Basically, he hates the idea of himself having to do something "for me" - like come over because I want him to, go on a trip because I want him to, etc etc. And the funny thing is, if I ever were to tell him that, he would say "I never want you to do stuff for me. I never let you cook for me, I never want you to buy me stuff". Those things are true, but those are things I would WANT to do for him. He's so freaking dense! Why doesn't he get it? The things I DON'T want to do for him are things like having to give up who I am, a person with emotions. Having to keep all of my emotions inside of myself. Not being able to tell him my insecurities because he will just not want to talk about it. And, not being able to do the things I want to do with him, like go on trips with him, or have him come over some days.

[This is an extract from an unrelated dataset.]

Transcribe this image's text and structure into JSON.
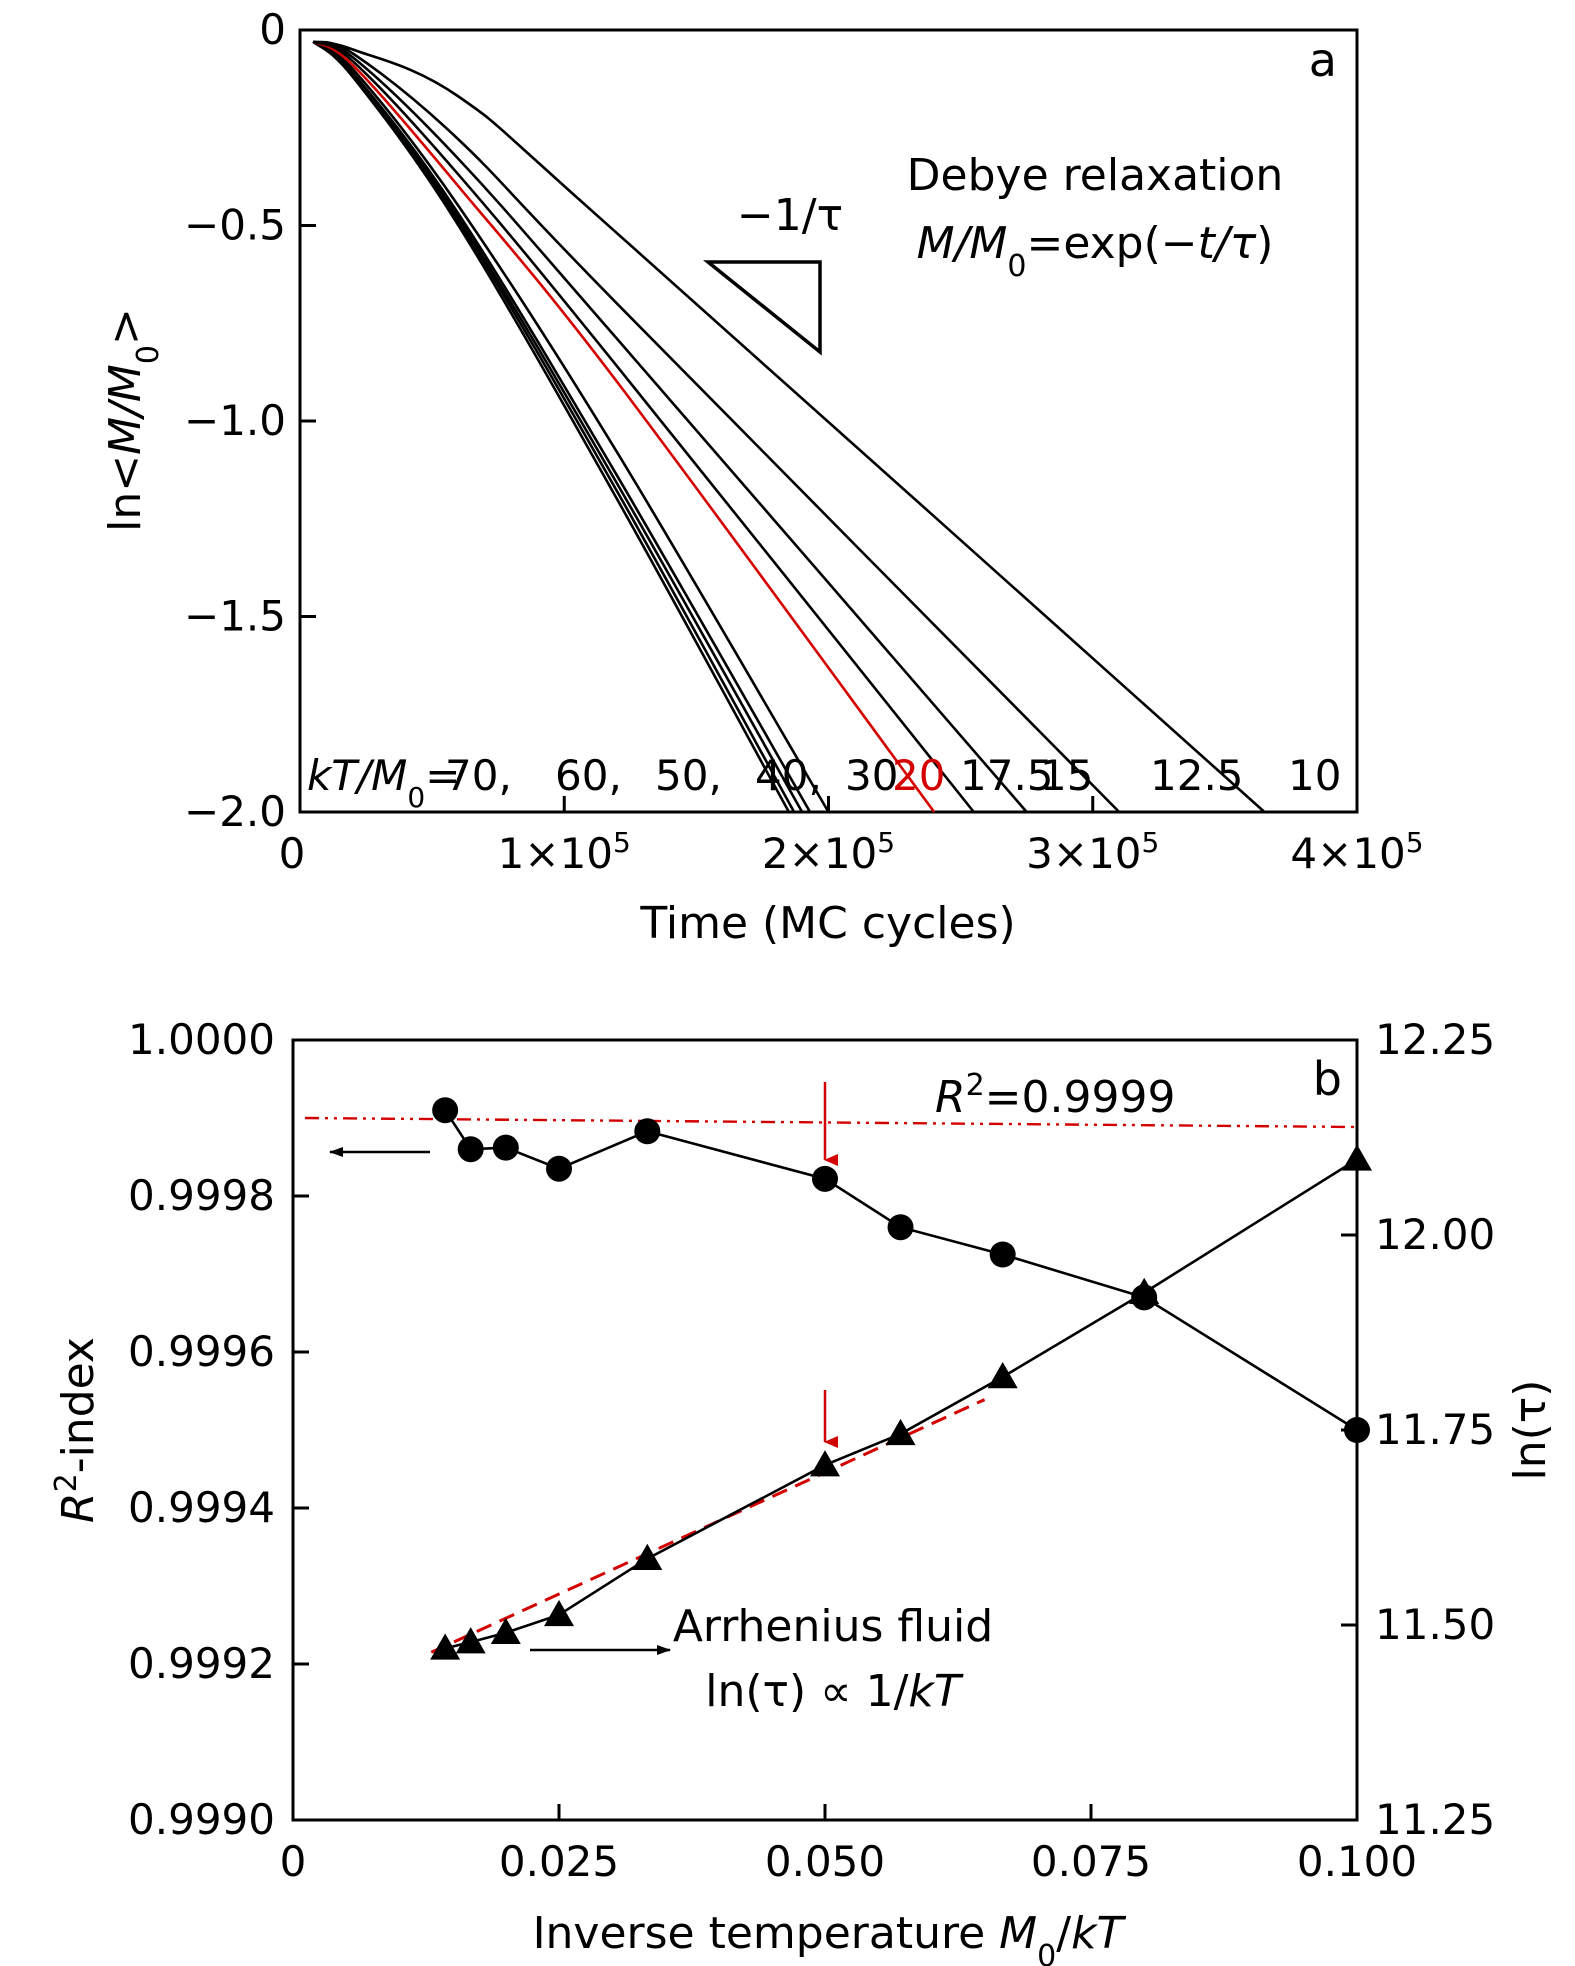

He would also say "I do so many things for you! I buy you gifts, I take you places (with other friends - never just the two of us), I spend time with you on the weekends" but the thing is, well first of all I don't CARE about freaking gifts! He doesn't get that! I don't care about material things! If I could have a million freaking dollars or a weekend with him, I'd pick the weekend!!! And yes he does those other things like take me places with other friends, and spend time with me alone in my apartment, but if I ever WANT him to do something, he would NEVER do it. If I'm the one with the idea, and I say "Will you please come over?" and ESPECIALLY if I'm upset about something (doesn't even have to be related to him) and I want him to come over for support, he will REFUSE to come over.

What in the HELL kind of relationship is that?? Normal relationships aren't like this. In normal relationships, BOTH people want to be with each other. BOTH people love spending time together. And if one person wants the other to come over, the person will freaking come over for them, because the person CARES about the other one.

What this is, is him wanting to be in control of everything. He wants the entire relationship to be in his hands. Damn I miss him like crazy, and I think about him constantly. But the whole power thing is really unfair to me, and it's emotionally draining. I need to be loved, and cared about, and reassured. I'm a girl. I'm not an emotionless robot.